[Review] Shudder’s The Advent Calendar (2021): A Candy-Coated Trinity of Blood, Guts, and Ableism

As a disabled woman and horror fan, it thrilled me to have received a screener of Patrick Ridremont’s The Advent Calendar (Le calendrier) prior to its official release on Shudder this week. Slated to premiere December 2, this festively gruesome bloodbath is a candy-coated trinity of blood, guts, and ableism sure to turn even the strongest stomach.

Ridremont’s brutal tale follows former ballet dancer Eva (Eugénie Derouand) as she navigates the intricacies of disability through the inscrutable chambers of an accursed Advent calendar. Bittersweet like the chocolate Eva devours, the film itself is a tough treat to swallow. In a serpentine maze of relentless cruelty, Eva’s story embodies the often-sticky mess that comes along with disabled life within an ableist society. Through a series of twists, turns, and mind-bending traumas, the film is wholly unpredictable, as if Lucky McKee’s May (2002) formed a noxious union with Mark Z. Danielewski’s novel House of Leaves.

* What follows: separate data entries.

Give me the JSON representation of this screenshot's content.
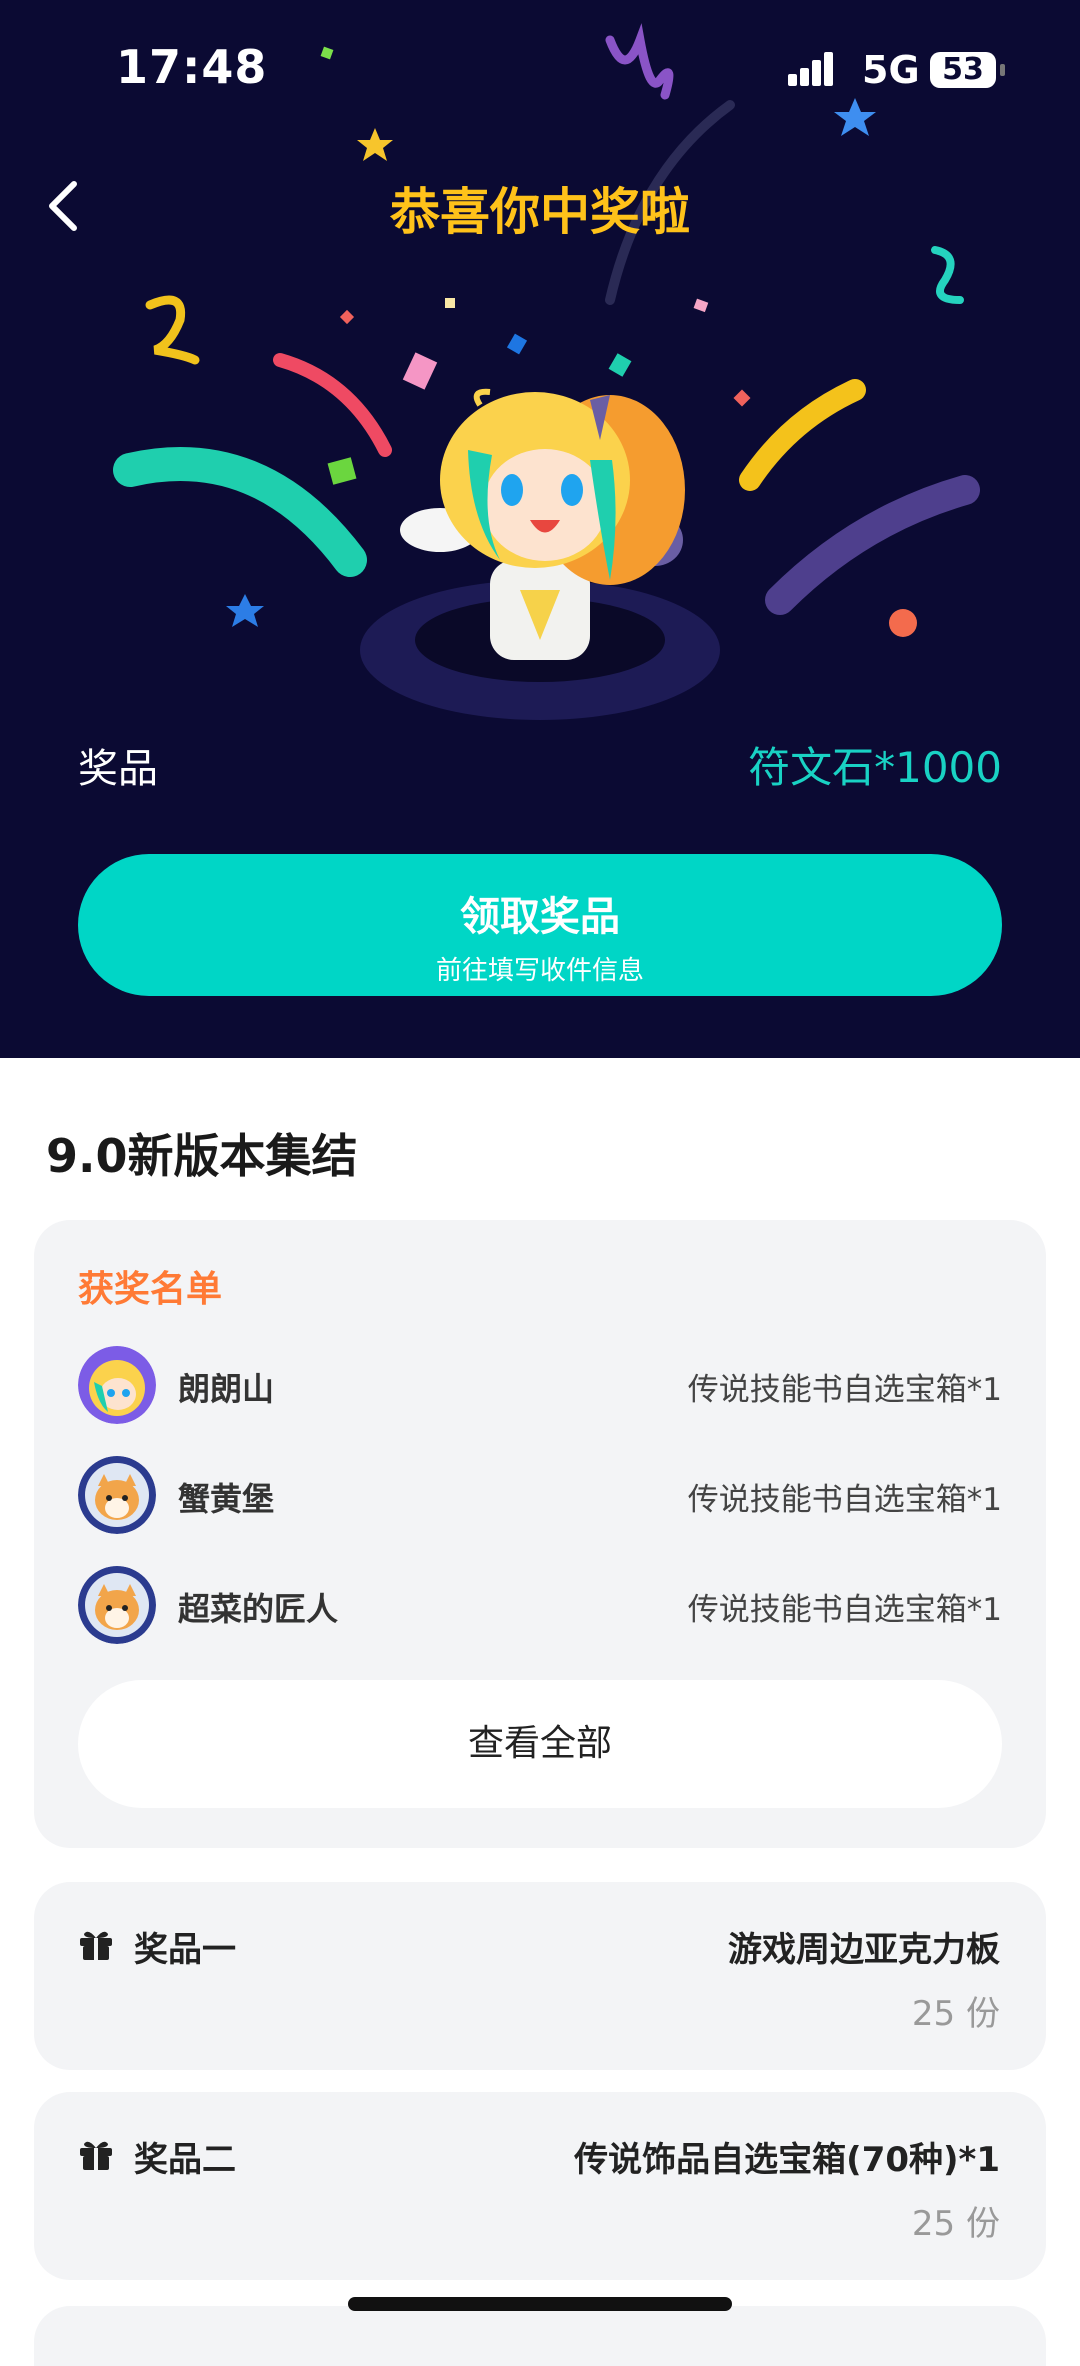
{
  "status_bar": {
    "time": "17:48",
    "network": "5G",
    "battery": "53"
  },
  "header": {
    "title": "恭喜你中奖啦"
  },
  "prize": {
    "label": "奖品",
    "value": "符文石*1000"
  },
  "claim_button": {
    "label": "领取奖品",
    "sublabel": "前往填写收件信息"
  },
  "event": {
    "title": "9.0新版本集结"
  },
  "winners": {
    "heading": "获奖名单",
    "rows": [
      {
        "name": "朗朗山",
        "prize": "传说技能书自选宝箱*1"
      },
      {
        "name": "蟹黄堡",
        "prize": "传说技能书自选宝箱*1"
      },
      {
        "name": "超菜的匠人",
        "prize": "传说技能书自选宝箱*1"
      }
    ],
    "view_all": "查看全部"
  },
  "prize_list": [
    {
      "label": "奖品一",
      "name": "游戏周边亚克力板",
      "quantity": "25 份"
    },
    {
      "label": "奖品二",
      "name": "传说饰品自选宝箱(70种)*1",
      "quantity": "25 份"
    }
  ],
  "colors": {
    "hero_bg": "#0b0a33",
    "title": "#ffc21a",
    "accent": "#00d6c6",
    "winners_heading": "#ff7a35",
    "card_bg": "#f3f4f6"
  },
  "icons": [
    "back-chevron-icon",
    "signal-icon",
    "battery-icon",
    "gift-icon"
  ]
}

While likely one of the most visually stunning and perfectly shot films I’ve ever seen, The Advent Calendar’s shocking display of violence nears the viciousness of Noe’s French Extremity Irréversible (2002) and can be exceedingly difficult to watch at times. Still, the film’s utilization of shimmering violence is bizarrely mesmerizing, especially through the ornately vibrant color palette and tenderly ethereal lighting. Without spoiling what I feel to be one of the most brilliant parts of the film that a magnificent scene called me back to one of my favorite horror films, The Night of the Hunter (1955). Again, without giving too much away, the scene in question was one of many in which the film links death with tranquil waters and additionally featured a spellbinding gradient of rich purple hues that took my literal breath away.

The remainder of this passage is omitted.